Numerous scientific research from around the world allowed for the discovery of a truly remarkable physiological system: the endocannabinoid system (Mechoulam & Hanus, 2004; Hanus, 2007; Pacher et al., 2006; Gerdeman & Schechter, 2010). It helps maintaining the mechanisms responsible for homeostasis¹ in the body (Backes et al., 2017). Not only is it active in the brain, but across the whole body, and all signs point toward a close relation with our general health and sense of well-being (Gerdeman & Schechter, 2010).
Cannabis affects the body because its bioactive compounds activate various molecular and genetically encoded receptors by binding with them. Cannabinoid receptors are in fact proteins expressed on certain cell membranes. These sensors are named cannabinoid receptors because of their ability to capture cannabinoid-shaped molecules (Gerdeman & Schechter, 2010). The wide variety of tissues and cells that contain these receptors are mainly responsible for the significant diversity of psychological and physiological effects resulting from the use of cannabinoids (Iverson & Snyder, 2000). The positioning of these receptors is a major determinant when observing and describing the effects of a cannabinoid.

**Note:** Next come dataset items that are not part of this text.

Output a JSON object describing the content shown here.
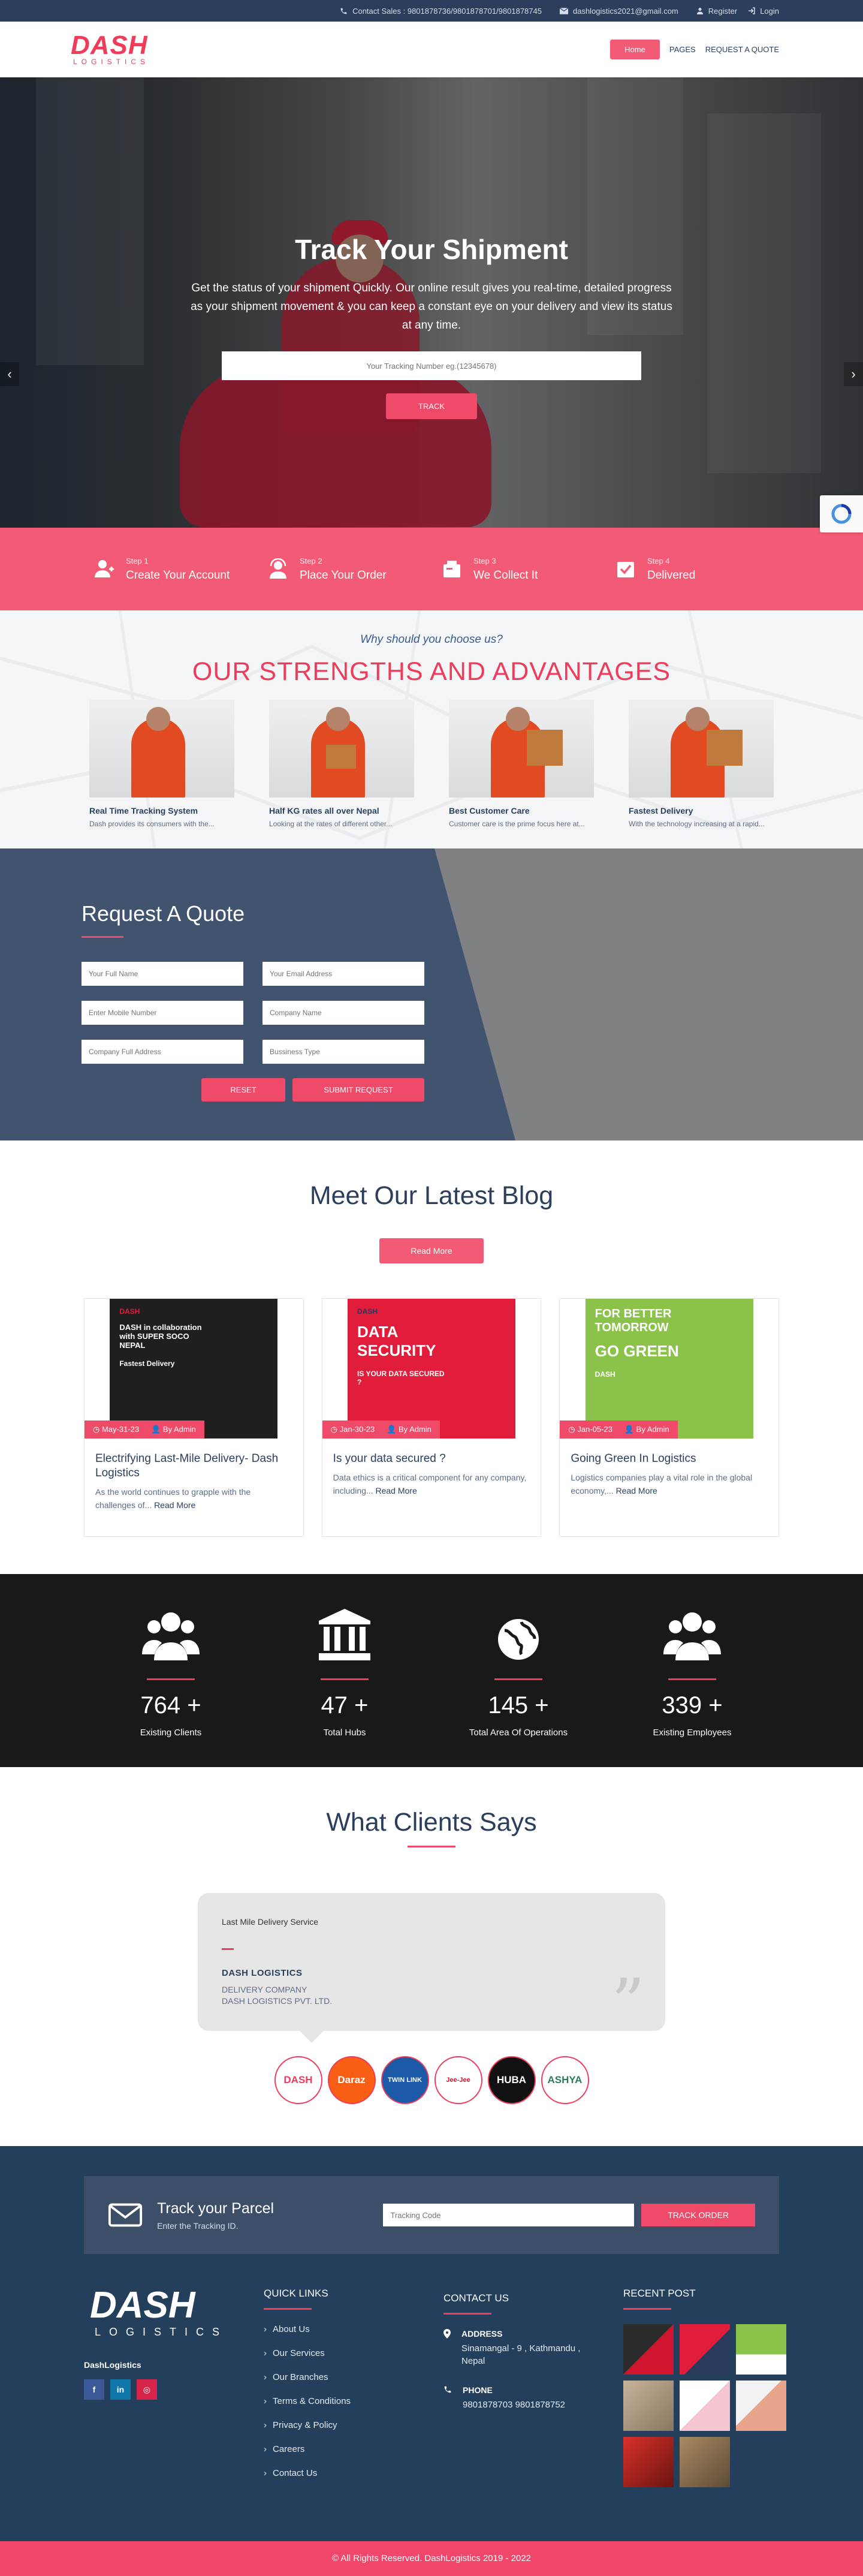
{
  "topbar": {
    "sales": "Contact Sales : 9801878736/9801878701/9801878745",
    "email": "dashlogistics2021@gmail.com",
    "register": "Register",
    "login": "Login"
  },
  "header": {
    "logo_main": "DASH",
    "logo_sub": "LOGISTICS",
    "nav": [
      "Home",
      "PAGES",
      "REQUEST A QUOTE"
    ]
  },
  "hero": {
    "title": "Track Your Shipment",
    "text": "Get the status of your shipment Quickly. Our online result gives you real-time, detailed progress as your shipment movement & you can keep a constant eye on your delivery and view its status at any time.",
    "placeholder": "Your Tracking Number eg.(12345678)",
    "button": "TRACK"
  },
  "steps": [
    {
      "num": "Step 1",
      "title": "Create Your Account",
      "icon": "user-add-icon"
    },
    {
      "num": "Step 2",
      "title": "Place Your Order",
      "icon": "user-headset-icon"
    },
    {
      "num": "Step 3",
      "title": "We Collect It",
      "icon": "package-icon"
    },
    {
      "num": "Step 4",
      "title": "Delivered",
      "icon": "delivered-icon"
    }
  ],
  "strengths": {
    "why": "Why should you choose us?",
    "title": "OUR STRENGTHS AND ADVANTAGES",
    "cards": [
      {
        "title": "Real Time Tracking System",
        "desc": "Dash provides its consumers with the..."
      },
      {
        "title": "Half KG rates all over Nepal",
        "desc": "Looking at the rates of different other..."
      },
      {
        "title": "Best Customer Care",
        "desc": "Customer care is the prime focus here at..."
      },
      {
        "title": "Fastest Delivery",
        "desc": "With the technology increasing at a rapid..."
      }
    ]
  },
  "quote": {
    "title": "Request A Quote",
    "fields": [
      "Your Full Name",
      "Your Email Address",
      "Enter Mobile Number",
      "Company Name",
      "Company Full Address",
      "Bussiness Type"
    ],
    "reset": "RESET",
    "submit": "SUBMIT REQUEST"
  },
  "blog": {
    "title": "Meet Our Latest Blog",
    "read_more": "Read More",
    "posts": [
      {
        "date": "May-31-23",
        "author": "By Admin",
        "title": "Electrifying Last-Mile Delivery- Dash Logistics",
        "desc": "As the world continues to grapple with the challenges of...",
        "more": "Read More",
        "img_lines": [
          "DASH",
          "DASH in collaboration with SUPER SOCO NEPAL",
          "Fastest Delivery"
        ]
      },
      {
        "date": "Jan-30-23",
        "author": "By Admin",
        "title": "Is your data secured ?",
        "desc": "Data ethics is a critical component for any company, including...",
        "more": "Read More",
        "img_lines": [
          "DASH",
          "DATA SECURITY",
          "IS YOUR DATA SECURED ?"
        ]
      },
      {
        "date": "Jan-05-23",
        "author": "By Admin",
        "title": "Going Green In Logistics",
        "desc": "Logistics companies play a vital role in the global economy,...",
        "more": "Read More",
        "img_lines": [
          "FOR BETTER TOMORROW",
          "GO GREEN",
          "DASH"
        ]
      }
    ]
  },
  "stats": [
    {
      "num": "764 +",
      "label": "Existing Clients",
      "icon": "users-icon"
    },
    {
      "num": "47 +",
      "label": "Total Hubs",
      "icon": "institution-icon"
    },
    {
      "num": "145 +",
      "label": "Total Area Of Operations",
      "icon": "globe-icon"
    },
    {
      "num": "339 +",
      "label": "Existing Employees",
      "icon": "users-icon"
    }
  ],
  "testimonials": {
    "title": "What Clients Says",
    "service": "Last Mile Delivery Service",
    "name": "DASH LOGISTICS",
    "role1": "DELIVERY COMPANY",
    "role2": "DASH LOGISTICS PVT. LTD.",
    "clients": [
      {
        "name": "DASH",
        "bg": "#ffffff",
        "fg": "#ef3c5a"
      },
      {
        "name": "Daraz",
        "bg": "#f85e14",
        "fg": "#ffffff"
      },
      {
        "name": "TWIN LINK",
        "bg": "#1c5aa8",
        "fg": "#ffffff"
      },
      {
        "name": "Jee-Jee",
        "bg": "#ffffff",
        "fg": "#d3162f"
      },
      {
        "name": "HUBA",
        "bg": "#111111",
        "fg": "#ffffff"
      },
      {
        "name": "ASHYA",
        "bg": "#ffffff",
        "fg": "#2e7d5a"
      }
    ]
  },
  "footer": {
    "track_title": "Track your Parcel",
    "track_sub": "Enter the Tracking ID.",
    "track_placeholder": "Tracking Code",
    "track_button": "TRACK ORDER",
    "logo_main": "DASH",
    "logo_sub": "LOGISTICS",
    "company": "DashLogistics",
    "quick_title": "QUICK LINKS",
    "links": [
      "About Us",
      "Our Services",
      "Our Branches",
      "Terms & Conditions",
      "Privacy & Policy",
      "Careers",
      "Contact Us"
    ],
    "contact_title": "CONTACT US",
    "address_label": "ADDRESS",
    "address": "Sinamangal - 9 , Kathmandu , Nepal",
    "phone_label": "PHONE",
    "phone": "9801878703 9801878752",
    "recent_title": "RECENT POST",
    "copyright": "© All Rights Reserved. DashLogistics 2019 - 2022"
  },
  "colors": {
    "brand_red": "#ef3c5a",
    "navy": "#2b3f5c",
    "footer_bg": "#233f5c"
  }
}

The brain and many nervous system tissues boast a very high concentration of receptors called CB1. A second receptor named CB2 has been identified primarily on cell membranes of the immune system, but also on bones and muscles (Gerdeman & Schechter, 2010). These facts lead us to believe that most mental and perceptual effects of cannabis can be attributed to the CB1 receptors (Gerdeman & Schechter, 2010). CB2 receptors, on the other hand, would be responsible for the anti-inflammatory and pain-relieving properties of some cannabinoids as well as the caryophyllene terpene (Gertsch et al. 2008). In sum, it is worth mentioning that we still have many years to go before studies reveal the full potential of these molecules and their various facets.